Doctors found traces of nickel and lead in patients on Tuesday after hundreds of people were afflicted with a mystery illness in a south Indian town.
At least 555 people have been treated after people started collapsing in the street in the town of Eluru in Andhra Pradesh state on Saturday.
The government rushed medical experts to the town of 20,000 people to investigate the cause.
"Some people are saying that it is mass hysteria but it is not," A.S. Ram, a senior doctor at the government hospital told AFP news agency.
"Most of the patients are coming in with minor head injuries or a black eye as they collapsed suddenly with the seizure," Ram said. "But within one or two hours most of them are fine."
One man died after experiencing seizures, nausea and chronic pain.
More than 300 children have been affected, with most of them suffering from dizziness, fainting spells, headaches and vomiting. They tested negative for COVID-19.

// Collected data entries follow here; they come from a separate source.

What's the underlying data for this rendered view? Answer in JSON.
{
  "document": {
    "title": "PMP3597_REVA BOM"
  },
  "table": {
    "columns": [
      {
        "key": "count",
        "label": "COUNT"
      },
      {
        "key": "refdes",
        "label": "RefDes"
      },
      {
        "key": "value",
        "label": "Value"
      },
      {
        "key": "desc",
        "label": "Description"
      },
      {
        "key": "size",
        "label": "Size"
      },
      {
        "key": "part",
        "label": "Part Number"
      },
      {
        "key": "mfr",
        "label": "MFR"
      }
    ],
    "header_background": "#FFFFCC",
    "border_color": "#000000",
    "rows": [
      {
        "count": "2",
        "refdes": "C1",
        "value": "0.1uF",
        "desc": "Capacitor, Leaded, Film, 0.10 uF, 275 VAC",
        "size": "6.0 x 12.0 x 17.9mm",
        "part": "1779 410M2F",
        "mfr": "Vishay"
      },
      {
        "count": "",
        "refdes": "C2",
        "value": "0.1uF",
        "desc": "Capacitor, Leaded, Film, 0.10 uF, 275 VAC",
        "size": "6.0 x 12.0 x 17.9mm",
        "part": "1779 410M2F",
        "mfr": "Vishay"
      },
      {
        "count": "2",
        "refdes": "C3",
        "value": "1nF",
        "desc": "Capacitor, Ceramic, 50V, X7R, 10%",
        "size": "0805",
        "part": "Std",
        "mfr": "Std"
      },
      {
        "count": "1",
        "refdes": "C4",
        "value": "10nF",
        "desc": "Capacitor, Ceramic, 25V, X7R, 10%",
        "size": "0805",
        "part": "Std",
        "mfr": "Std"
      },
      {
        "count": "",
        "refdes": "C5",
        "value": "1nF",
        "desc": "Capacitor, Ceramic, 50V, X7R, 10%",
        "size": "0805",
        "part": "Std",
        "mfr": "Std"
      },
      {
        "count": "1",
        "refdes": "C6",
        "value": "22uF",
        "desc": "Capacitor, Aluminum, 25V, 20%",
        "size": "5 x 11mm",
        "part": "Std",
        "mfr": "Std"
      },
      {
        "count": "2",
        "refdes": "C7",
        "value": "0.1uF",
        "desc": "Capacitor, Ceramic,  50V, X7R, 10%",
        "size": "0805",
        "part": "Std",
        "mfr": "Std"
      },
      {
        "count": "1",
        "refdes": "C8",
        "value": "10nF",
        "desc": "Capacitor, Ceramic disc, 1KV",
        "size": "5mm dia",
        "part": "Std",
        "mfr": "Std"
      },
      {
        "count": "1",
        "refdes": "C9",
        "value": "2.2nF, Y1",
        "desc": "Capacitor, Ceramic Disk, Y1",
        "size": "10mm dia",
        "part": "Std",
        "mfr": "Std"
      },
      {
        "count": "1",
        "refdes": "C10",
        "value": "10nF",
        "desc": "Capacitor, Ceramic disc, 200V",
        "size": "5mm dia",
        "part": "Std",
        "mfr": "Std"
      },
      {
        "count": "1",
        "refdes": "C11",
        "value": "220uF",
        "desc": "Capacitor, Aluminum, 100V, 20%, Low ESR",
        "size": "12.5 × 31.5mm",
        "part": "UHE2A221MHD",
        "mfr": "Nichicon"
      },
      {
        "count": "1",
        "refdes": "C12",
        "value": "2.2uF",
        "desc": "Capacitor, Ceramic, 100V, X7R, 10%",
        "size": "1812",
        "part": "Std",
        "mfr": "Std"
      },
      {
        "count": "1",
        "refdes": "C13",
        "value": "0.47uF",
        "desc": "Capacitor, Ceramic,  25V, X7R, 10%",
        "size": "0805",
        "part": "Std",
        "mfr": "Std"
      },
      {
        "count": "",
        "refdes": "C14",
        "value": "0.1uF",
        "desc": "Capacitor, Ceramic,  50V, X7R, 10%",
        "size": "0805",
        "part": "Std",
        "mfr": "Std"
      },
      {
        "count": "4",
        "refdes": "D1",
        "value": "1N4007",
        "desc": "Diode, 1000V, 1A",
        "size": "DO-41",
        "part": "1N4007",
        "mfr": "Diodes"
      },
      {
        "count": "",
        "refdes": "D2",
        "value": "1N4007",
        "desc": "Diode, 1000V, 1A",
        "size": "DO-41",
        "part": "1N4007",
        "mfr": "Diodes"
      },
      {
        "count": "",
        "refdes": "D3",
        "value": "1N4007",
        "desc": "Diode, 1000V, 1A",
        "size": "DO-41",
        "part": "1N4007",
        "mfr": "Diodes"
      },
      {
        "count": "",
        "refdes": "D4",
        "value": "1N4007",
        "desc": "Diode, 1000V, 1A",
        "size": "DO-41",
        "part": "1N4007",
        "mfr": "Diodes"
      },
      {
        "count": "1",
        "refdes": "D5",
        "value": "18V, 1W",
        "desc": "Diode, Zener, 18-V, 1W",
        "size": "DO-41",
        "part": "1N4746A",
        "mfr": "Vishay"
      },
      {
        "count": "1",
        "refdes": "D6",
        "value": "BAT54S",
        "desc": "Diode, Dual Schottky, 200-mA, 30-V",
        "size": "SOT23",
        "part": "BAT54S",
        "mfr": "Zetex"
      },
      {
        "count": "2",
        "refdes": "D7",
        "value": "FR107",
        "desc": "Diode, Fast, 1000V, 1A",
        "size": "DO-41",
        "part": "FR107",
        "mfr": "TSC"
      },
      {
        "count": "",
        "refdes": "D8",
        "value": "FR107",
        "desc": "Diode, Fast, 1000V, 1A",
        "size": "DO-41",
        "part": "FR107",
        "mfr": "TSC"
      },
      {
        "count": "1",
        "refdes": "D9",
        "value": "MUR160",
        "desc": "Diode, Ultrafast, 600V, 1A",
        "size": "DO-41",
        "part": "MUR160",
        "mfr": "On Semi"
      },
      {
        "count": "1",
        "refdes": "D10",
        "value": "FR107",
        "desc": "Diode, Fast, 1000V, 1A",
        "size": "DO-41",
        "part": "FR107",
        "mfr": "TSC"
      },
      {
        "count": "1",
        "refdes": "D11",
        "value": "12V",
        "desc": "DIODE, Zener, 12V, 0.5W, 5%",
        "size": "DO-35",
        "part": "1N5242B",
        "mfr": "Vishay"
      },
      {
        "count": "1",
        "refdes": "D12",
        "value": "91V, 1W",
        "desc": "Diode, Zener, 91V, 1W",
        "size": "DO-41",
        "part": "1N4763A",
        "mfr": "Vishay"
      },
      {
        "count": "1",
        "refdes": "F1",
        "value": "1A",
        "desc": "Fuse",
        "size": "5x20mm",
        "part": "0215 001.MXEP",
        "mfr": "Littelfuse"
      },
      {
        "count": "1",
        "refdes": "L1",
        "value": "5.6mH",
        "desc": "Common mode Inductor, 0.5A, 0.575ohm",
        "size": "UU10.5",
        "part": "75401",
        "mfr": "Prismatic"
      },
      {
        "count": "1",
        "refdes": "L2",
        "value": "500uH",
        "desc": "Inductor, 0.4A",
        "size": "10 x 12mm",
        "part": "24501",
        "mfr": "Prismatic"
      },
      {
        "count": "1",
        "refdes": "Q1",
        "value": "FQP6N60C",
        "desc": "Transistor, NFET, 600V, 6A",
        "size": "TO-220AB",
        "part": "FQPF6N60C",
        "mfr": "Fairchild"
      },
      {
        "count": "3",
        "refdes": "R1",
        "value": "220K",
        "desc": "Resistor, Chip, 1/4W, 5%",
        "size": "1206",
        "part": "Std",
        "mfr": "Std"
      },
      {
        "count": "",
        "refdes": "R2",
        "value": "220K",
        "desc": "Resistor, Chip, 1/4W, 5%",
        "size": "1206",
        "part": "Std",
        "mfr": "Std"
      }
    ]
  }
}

Blood samples from 10 patients revealed high levels of lead and nickel, Eluru Government Hospital chief A.V. Mohan said. However, the sample size was still too small to be sure that the heavy metals are the cause.
An inquiry has been launched to find the source of the metals and how they were spread.
There are no major chemical factories in the region, and tests have already been carried on the water supply and milk. Experts from national medical institutes were also carrying out tests on edible oil, rice and urine.
District officials say chemical additives in pesticides may have played a role. And federal lawmaker GVL Narasimha Rao, who comes from the state, said he had spoken with government health experts and the "most likely cause is poisonous organochlorine substances."
Organochlorines have been linked to cancer and are banned in many countries. Exposure to them can cause convulsions, headache, dizziness, nausea, vomiting, tremors, confusion, muscle weakness, slurred speech, salivation and sweating.